The indictment is likely to accuse Lay of securities fraud for his efforts to maintain the company’s stock price in 2001, even after Watkins alerted him to a potential accounting scandal at the company.
Watkins warned Lay in August of that year that she had discovered a series of bogus accounting maneuvers designed to make the company’s earnings look stronger than they were. In a meeting with Lay that month, Watkins urged him to bypass the company’s law firm, Vinson & Elkins, and launch a vigorous investigation into the company’s accounting practices.

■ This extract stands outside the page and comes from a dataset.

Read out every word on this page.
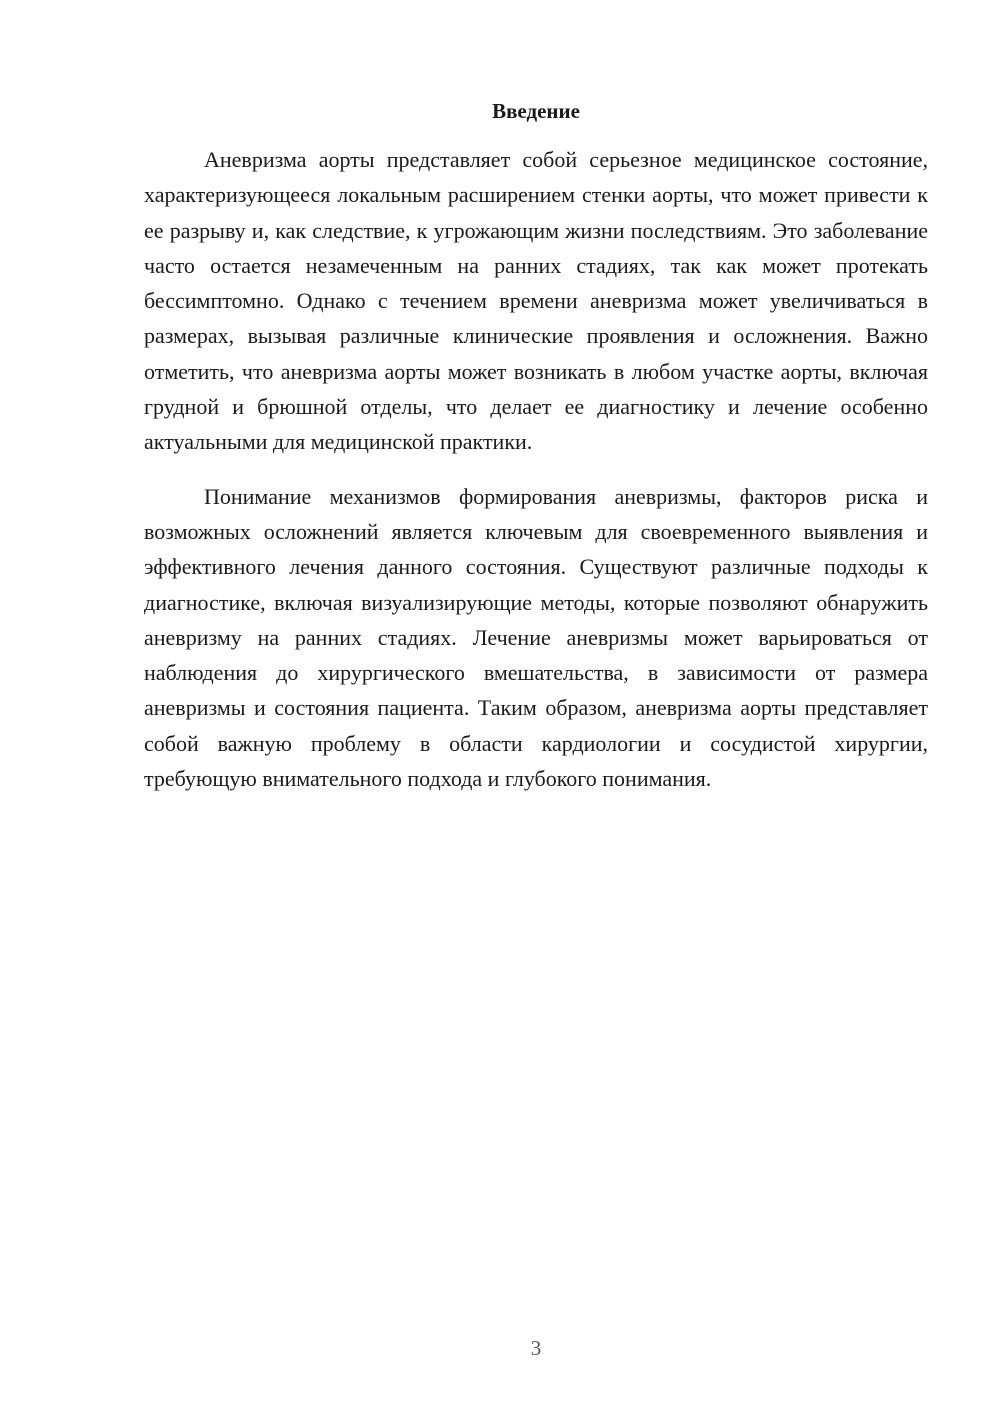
Введение

Аневризма аорты представляет собой серьезное медицинское состояние, характеризующееся локальным расширением стенки аорты, что может привести к ее разрыву и, как следствие, к угрожающим жизни последствиям. Это заболевание часто остается незамеченным на ранних стадиях, так как может протекать бессимптомно. Однако с течением времени аневризма может увеличиваться в размерах, вызывая различные клинические проявления и осложнения. Важно отметить, что аневризма аорты может возникать в любом участке аорты, включая грудной и брюшной отделы, что делает ее диагностику и лечение особенно актуальными для медицинской практики.

Понимание механизмов формирования аневризмы, факторов риска и возможных осложнений является ключевым для своевременного выявления и эффективного лечения данного состояния. Существуют различные подходы к диагностике, включая визуализирующие методы, которые позволяют обнаружить аневризму на ранних стадиях. Лечение аневризмы может варьироваться от наблюдения до хирургического вмешательства, в зависимости от размера аневризмы и состояния пациента. Таким образом, аневризма аорты представляет собой важную проблему в области кардиологии и сосудистой хирургии, требующую внимательного подхода и глубокого понимания.

3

Instead, various investigations have revealed, Lay asked lawyers from Vinson & Elkins the firm that had approved some of the deals to conduct a quick investigation into some of Watkins’ allegations. But Lay warned the lawyers not to dig too deeply into any accounting matters. Meanwhile, Lay publicly promoted the company’s stock, telling employees to buy it.
In December 2001, Enron filed for bankruptcy-court-protected reorganization.
Since January 2002, the federal Enron Task Force has charged 29 former Enron executives and outside advisers with crimes associated with the Enron accounting fraud. In January, former Enron chief financial officer Andrew Fastow agreed to plead guilty and cooperate with the investigation in return for a 10-year jail sentence. A few weeks later, prosecutors charged Jeff Skilling, Enron’s former CEO, with 35 counts of securities fraud and related crimes. Skilling has pleaded not guilty.